I had started a book called Am I a Redundant Human Being?
Oh, Elf, I said. C’mon, man.
Do you think all we are is what we remember? she said.
No, I don’t.
But Yoli, seriously … you answered so quickly, as if you just don’t want me to ask that kind of question, but can’t we at least consider it for a minute or two?
What do you mean? I don’t know what you’re asking me. I don’t remember what I am. I am what I dream. I am what I hope for. I am what I don’t remember. I am what other people want me to be. I am what my kids want me to be. I am what Mom wants me to be. I am what you want me to be. What do you want me to be? Don’t we need to stick around to find out what we are? What do you want me to be?
Oh I don’t know, said Elf. Tell me about your life in Toronto.
Well, I said, I write. I shop for food. I pay parking tickets. I watch Nora dance. Many times a day I ask myself questions. I walk around a lot. I often try to start conversations with people but it hardly ever works. People think I’m crazy. I came across a man playing his guitar in the park the other day and a lot of people, just people who happened to be in the park, were singing softly with him, so beautifully. I stopped to listen for a while.
What was the song? asked Elf.
I don’t know, I said. One line I remember was we all have holes in our hearts. Or maybe he said lives. We all have holes in our lives. And this impromptu choir of park people singing along with him, repeating the line we all have holes in our lives … we all have holes in our lives …

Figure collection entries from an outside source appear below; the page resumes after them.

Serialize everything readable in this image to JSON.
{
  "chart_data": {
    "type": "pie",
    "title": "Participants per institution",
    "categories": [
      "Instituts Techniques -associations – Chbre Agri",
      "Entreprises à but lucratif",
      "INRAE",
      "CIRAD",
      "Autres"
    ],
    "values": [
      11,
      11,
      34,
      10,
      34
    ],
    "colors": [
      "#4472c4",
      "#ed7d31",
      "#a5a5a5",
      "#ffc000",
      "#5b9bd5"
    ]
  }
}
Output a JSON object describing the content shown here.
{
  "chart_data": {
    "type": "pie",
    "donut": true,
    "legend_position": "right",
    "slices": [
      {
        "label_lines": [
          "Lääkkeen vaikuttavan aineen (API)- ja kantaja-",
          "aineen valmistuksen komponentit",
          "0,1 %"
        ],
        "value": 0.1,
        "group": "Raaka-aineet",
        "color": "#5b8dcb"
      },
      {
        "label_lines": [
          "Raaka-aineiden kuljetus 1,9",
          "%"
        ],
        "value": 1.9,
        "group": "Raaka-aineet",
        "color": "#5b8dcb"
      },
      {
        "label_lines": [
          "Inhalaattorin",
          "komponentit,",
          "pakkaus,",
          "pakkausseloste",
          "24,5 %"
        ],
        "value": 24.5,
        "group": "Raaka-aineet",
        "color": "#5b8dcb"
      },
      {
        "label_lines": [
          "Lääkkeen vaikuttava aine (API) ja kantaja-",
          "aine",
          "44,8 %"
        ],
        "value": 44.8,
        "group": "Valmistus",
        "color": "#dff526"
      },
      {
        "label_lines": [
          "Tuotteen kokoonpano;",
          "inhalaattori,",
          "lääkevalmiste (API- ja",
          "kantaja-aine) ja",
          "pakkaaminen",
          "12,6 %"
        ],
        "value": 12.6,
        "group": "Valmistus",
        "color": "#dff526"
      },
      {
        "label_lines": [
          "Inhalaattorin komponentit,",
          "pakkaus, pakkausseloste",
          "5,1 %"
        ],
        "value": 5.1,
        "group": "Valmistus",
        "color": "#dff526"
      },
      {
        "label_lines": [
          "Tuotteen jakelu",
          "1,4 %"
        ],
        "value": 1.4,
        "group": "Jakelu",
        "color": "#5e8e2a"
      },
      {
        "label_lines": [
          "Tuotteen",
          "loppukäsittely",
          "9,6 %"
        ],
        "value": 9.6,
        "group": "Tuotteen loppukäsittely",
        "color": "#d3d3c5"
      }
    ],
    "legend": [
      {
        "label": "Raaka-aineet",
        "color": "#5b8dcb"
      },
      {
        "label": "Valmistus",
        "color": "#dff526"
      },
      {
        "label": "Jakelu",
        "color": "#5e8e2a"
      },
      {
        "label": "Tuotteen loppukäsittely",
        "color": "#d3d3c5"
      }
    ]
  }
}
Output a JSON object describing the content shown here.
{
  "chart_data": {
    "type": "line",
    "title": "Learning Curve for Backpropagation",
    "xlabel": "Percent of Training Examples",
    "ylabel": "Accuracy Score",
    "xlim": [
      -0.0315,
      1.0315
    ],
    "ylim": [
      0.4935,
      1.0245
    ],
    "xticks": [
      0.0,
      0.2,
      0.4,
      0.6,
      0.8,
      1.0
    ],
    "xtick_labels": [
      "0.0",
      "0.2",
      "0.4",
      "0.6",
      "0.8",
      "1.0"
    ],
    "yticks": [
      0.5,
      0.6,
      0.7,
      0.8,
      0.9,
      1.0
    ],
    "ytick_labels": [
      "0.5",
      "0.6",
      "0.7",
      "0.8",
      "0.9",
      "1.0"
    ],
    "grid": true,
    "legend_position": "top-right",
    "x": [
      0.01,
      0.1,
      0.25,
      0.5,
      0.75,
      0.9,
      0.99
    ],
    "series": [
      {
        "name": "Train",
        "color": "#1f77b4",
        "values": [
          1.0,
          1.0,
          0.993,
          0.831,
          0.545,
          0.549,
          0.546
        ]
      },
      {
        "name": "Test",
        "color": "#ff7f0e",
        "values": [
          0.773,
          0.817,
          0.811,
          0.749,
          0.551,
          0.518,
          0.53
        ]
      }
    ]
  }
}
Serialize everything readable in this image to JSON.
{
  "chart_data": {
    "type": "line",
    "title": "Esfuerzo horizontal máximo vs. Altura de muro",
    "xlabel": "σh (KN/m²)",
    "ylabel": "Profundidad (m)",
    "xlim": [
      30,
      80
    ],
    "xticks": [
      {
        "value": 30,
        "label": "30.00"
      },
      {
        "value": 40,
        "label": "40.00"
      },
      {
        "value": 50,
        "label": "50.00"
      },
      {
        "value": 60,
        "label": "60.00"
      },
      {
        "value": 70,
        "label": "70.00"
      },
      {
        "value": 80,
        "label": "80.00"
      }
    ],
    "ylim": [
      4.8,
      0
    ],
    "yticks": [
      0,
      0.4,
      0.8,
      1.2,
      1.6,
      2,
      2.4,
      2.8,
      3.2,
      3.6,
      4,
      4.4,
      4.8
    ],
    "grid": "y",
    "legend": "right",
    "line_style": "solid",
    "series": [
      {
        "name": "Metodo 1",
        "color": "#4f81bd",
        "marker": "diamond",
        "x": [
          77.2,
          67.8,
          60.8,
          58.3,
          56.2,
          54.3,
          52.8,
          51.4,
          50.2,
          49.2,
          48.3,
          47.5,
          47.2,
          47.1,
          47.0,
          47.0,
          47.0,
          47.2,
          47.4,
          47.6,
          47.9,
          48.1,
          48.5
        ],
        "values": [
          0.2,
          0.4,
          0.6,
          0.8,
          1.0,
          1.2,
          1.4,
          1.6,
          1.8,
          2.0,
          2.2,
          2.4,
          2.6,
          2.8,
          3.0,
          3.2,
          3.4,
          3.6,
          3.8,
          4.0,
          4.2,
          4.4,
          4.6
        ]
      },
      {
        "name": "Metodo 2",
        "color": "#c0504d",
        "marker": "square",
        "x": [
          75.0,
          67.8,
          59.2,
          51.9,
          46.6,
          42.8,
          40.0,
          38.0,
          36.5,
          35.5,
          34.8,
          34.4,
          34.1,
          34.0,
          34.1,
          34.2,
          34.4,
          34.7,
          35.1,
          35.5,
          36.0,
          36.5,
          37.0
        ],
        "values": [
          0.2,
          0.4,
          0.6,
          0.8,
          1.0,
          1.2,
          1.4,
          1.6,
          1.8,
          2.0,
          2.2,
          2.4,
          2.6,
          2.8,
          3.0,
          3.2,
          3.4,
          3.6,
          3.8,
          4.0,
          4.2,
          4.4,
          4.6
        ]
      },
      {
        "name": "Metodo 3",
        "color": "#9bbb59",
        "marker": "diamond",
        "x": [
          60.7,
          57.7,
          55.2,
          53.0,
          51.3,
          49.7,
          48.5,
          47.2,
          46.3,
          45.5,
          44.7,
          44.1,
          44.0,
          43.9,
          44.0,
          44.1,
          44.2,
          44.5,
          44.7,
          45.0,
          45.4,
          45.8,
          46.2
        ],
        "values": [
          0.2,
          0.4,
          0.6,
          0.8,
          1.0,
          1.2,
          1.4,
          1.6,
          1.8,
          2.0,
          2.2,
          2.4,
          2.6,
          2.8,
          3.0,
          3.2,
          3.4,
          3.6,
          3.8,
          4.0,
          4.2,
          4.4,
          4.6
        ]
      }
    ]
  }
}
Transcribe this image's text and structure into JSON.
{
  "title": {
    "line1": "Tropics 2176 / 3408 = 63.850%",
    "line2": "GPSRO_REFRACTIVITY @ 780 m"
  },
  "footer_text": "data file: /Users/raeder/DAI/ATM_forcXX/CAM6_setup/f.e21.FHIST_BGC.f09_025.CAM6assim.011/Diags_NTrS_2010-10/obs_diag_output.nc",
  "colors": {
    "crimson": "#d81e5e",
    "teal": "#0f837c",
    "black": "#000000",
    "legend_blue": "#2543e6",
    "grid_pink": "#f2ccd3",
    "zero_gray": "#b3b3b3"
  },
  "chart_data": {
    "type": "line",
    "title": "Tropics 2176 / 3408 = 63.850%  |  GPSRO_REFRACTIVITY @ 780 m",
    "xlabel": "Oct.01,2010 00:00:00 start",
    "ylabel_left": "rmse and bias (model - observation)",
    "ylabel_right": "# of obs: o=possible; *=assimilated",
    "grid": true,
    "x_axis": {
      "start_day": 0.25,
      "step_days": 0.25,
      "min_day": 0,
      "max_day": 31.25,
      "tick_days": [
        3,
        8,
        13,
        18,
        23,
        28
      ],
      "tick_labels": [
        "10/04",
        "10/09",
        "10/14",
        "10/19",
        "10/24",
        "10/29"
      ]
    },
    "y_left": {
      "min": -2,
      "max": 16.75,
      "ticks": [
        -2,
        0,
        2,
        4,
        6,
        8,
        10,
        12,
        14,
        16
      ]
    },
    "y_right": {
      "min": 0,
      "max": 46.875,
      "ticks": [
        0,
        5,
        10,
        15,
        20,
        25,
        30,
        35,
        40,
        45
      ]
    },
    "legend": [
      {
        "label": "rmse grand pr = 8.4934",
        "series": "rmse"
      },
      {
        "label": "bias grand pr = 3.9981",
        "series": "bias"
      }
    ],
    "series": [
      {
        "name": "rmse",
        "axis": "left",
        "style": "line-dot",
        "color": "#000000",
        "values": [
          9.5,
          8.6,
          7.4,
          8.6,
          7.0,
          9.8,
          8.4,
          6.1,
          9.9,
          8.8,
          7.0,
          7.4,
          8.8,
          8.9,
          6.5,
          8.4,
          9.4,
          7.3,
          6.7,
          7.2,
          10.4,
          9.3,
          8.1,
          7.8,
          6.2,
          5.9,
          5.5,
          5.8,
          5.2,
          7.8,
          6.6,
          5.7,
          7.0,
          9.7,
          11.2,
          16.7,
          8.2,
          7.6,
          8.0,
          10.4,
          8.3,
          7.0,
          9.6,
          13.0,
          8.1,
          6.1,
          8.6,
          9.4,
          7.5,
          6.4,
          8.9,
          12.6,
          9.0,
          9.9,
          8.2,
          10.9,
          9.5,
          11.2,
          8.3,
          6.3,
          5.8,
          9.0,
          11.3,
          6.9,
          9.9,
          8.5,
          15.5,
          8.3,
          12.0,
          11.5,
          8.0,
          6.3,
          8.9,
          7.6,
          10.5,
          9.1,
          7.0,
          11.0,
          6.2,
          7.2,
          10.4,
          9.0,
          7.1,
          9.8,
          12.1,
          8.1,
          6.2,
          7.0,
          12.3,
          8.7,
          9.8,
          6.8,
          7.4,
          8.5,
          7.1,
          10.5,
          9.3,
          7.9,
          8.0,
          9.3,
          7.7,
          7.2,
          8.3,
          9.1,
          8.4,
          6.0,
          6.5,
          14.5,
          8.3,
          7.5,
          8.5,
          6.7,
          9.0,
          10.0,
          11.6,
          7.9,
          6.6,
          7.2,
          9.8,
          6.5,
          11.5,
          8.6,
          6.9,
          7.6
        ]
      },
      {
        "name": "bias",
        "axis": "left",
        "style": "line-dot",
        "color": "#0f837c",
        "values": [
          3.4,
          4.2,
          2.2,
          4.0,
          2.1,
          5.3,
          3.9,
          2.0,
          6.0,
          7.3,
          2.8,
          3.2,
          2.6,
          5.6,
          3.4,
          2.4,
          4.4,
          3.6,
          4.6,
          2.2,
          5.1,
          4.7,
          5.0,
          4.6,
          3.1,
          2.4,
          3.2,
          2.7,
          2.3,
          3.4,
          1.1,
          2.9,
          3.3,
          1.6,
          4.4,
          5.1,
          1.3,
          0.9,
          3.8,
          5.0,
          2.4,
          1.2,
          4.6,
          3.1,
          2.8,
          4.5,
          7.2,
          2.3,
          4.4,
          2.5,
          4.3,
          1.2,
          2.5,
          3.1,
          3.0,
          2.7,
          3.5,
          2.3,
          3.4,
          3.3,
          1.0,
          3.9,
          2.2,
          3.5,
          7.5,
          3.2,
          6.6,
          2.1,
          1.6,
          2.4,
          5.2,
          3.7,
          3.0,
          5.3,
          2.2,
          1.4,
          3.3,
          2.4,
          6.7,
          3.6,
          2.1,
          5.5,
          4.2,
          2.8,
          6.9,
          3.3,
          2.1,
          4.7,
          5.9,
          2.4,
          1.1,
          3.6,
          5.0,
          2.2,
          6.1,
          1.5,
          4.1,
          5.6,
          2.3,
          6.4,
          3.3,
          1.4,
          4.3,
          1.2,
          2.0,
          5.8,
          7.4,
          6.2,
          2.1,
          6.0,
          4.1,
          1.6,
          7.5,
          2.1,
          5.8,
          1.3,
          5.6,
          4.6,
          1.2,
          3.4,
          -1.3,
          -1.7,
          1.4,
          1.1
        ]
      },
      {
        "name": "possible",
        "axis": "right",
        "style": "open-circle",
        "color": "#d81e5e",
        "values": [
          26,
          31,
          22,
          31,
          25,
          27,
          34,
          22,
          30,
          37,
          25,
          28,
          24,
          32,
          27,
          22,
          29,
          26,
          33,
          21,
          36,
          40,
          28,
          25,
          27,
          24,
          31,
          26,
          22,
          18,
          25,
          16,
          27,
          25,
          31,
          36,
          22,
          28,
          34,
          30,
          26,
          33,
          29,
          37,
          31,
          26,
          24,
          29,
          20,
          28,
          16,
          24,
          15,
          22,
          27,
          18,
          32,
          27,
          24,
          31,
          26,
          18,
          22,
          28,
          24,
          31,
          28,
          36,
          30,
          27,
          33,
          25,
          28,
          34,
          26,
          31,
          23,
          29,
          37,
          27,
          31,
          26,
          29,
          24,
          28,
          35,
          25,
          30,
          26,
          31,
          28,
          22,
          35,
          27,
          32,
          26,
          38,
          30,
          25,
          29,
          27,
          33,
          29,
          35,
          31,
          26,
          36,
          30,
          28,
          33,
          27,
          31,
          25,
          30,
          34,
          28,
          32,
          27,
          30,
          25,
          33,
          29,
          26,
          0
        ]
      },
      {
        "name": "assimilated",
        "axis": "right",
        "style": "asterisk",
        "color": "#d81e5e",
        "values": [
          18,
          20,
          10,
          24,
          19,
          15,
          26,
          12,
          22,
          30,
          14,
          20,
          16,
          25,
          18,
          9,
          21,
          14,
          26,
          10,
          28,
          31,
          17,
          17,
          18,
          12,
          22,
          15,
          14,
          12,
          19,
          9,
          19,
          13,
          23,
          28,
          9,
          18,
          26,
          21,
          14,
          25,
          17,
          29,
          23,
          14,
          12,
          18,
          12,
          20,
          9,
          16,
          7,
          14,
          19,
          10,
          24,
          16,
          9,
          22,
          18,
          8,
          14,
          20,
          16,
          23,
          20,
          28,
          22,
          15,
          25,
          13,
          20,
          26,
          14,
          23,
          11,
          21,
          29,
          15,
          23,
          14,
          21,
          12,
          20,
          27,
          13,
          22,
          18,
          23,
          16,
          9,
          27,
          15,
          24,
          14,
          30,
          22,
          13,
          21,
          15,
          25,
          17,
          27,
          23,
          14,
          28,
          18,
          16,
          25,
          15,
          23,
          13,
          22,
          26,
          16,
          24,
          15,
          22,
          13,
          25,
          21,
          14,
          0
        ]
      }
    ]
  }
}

I took Elf’s hand and kissed it like a gentleman.
And then I thought that people like to talk about their pain and loneliness but in disguised ways. Or in ways that are sort of organized but not really. I realized that when I try to start conversations with people, just strangers on the street or in the grocery store, they think I’m exposing my pain or loneliness in the wrong way and they get nervous. But then I saw the impromptu choir repeating the line about everyone having holes in their lives, and so beautifully, so gently and with such acceptance and even joy, just acknowledging it, and I realized that there are ways to do it, just not the ones that I’d been trying.